我不会让任何人伤害我的家人,你是唯一和我真心亲近的弟弟,哥哥只要一天不死,你也不用去死。”
“哥哥,你最该做的是赶紧让嫂嫂生个儿子。”黄宴叹气,“咱家人丁稀薄,没有少年接代,基业传给谁呢?
如今国难当头,不可丝毫怠慢疏忽,血脉必须存下来啊。”
文朝军队的大人们正在峡谷外驻扎,因为有说要帮助京城国书,所以骗的京城人不打他们,甚至以礼相待。
对文朝的朝廷大臣来说,国书只是一种利用工具。
元淇和高道曾都是自己家族的嫡长子,享尽荣华富贵、尊崇跪拜,但他们继承了文朝武臣家的惯例,贯彻了必须去战场历练的风俗。
他们坐在首座,一排排都是男子将领,紫见作为女人十分乍眼。
酒过三巡,底下的幕僚开了荤腔。紫见听到,埋头喝酒,面带尴尬微笑。
高道曾是个喜欢剃胡子、在脸上抹润油的大少爷,五官比元淇柔和,脸却比元淇更瘦削,脸上一股柔韧的藐视态度。
高氏和元氏都是西北家族,但高氏比元氏更西北,元氏更类似于西边的家族,位置正正当当在文朝左边中央。
面对紫见如同名媛的举动,高道曾很好奇新鲜,元淇则是避之不及。
“我敬真人一杯。”高道曾掐着时机举杯,“干了,咱俩就是能穿一条裤子的好朋友。
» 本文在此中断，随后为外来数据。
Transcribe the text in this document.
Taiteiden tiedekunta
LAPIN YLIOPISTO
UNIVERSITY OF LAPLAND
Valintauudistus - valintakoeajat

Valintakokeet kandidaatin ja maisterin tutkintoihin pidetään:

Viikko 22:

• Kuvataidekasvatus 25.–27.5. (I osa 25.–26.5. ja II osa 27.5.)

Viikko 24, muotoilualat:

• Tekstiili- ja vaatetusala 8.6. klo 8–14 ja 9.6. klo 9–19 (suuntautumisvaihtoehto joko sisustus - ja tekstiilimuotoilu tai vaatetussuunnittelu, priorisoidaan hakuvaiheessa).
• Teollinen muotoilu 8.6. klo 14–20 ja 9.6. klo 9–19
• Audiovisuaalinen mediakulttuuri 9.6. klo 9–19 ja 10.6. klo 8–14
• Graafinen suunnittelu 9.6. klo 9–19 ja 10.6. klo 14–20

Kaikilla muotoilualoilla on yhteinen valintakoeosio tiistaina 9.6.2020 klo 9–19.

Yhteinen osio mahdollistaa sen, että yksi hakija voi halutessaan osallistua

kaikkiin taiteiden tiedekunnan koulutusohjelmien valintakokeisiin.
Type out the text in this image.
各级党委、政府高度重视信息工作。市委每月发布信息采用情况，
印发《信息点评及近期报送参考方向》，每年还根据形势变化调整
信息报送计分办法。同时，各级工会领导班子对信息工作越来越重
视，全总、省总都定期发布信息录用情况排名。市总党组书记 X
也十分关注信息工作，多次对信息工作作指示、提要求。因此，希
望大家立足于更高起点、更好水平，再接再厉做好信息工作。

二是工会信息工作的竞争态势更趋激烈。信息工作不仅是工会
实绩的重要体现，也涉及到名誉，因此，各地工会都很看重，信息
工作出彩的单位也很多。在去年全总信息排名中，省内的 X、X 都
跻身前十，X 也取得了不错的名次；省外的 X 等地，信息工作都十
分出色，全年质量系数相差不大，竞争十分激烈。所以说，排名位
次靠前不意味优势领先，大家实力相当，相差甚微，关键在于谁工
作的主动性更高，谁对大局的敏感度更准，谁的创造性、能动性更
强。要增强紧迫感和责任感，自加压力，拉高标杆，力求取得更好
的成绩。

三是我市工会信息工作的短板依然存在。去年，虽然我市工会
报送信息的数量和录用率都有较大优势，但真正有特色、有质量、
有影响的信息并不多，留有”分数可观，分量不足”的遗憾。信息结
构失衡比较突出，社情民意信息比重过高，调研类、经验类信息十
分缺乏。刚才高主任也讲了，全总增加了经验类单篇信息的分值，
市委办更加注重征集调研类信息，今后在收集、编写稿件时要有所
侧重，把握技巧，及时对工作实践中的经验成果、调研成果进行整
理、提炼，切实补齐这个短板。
”
“一条裤子....”文朝将军们都呵呵笑起来,眼神在紫见脸上舔来舔去。
她生就娇媚态,也喜好脂粉装扮,整个人远看就是个诱人的美女。
紫见感觉自己被冒犯,受不了这些调侃和眼神盯梢。但她只是笑得更开,也举杯:“不敢,我不饮酒,以茶代酒。”
高道曾见她面无怒色,就抿抿嘴,这时候元淇看他,他索性飞快道:“真人,喝羊奶也行的,这里公牛公羊的奶最好喝。”
元淇皱眉有怒意,把一碟酱料递给高道曾的家奴,家奴捧上去放桌上,高道曾问:“兄弟什么意思?”
元淇看也不看紫见:“这酱料是斥女贰国特有。”
以前元淇以为自己一辈子不会到斥女贰国京城附近,但他还是来了。
元淇骨子里厌恶斥女贰国,觉得迩京大都只有名字大气而已。
紫见做出迷茫的表情:“公羊?....”她突然懂了,眉毛已经快要竖起来,却又耷拉下去,挤出笑颜,“别开玩笑了,高公子。”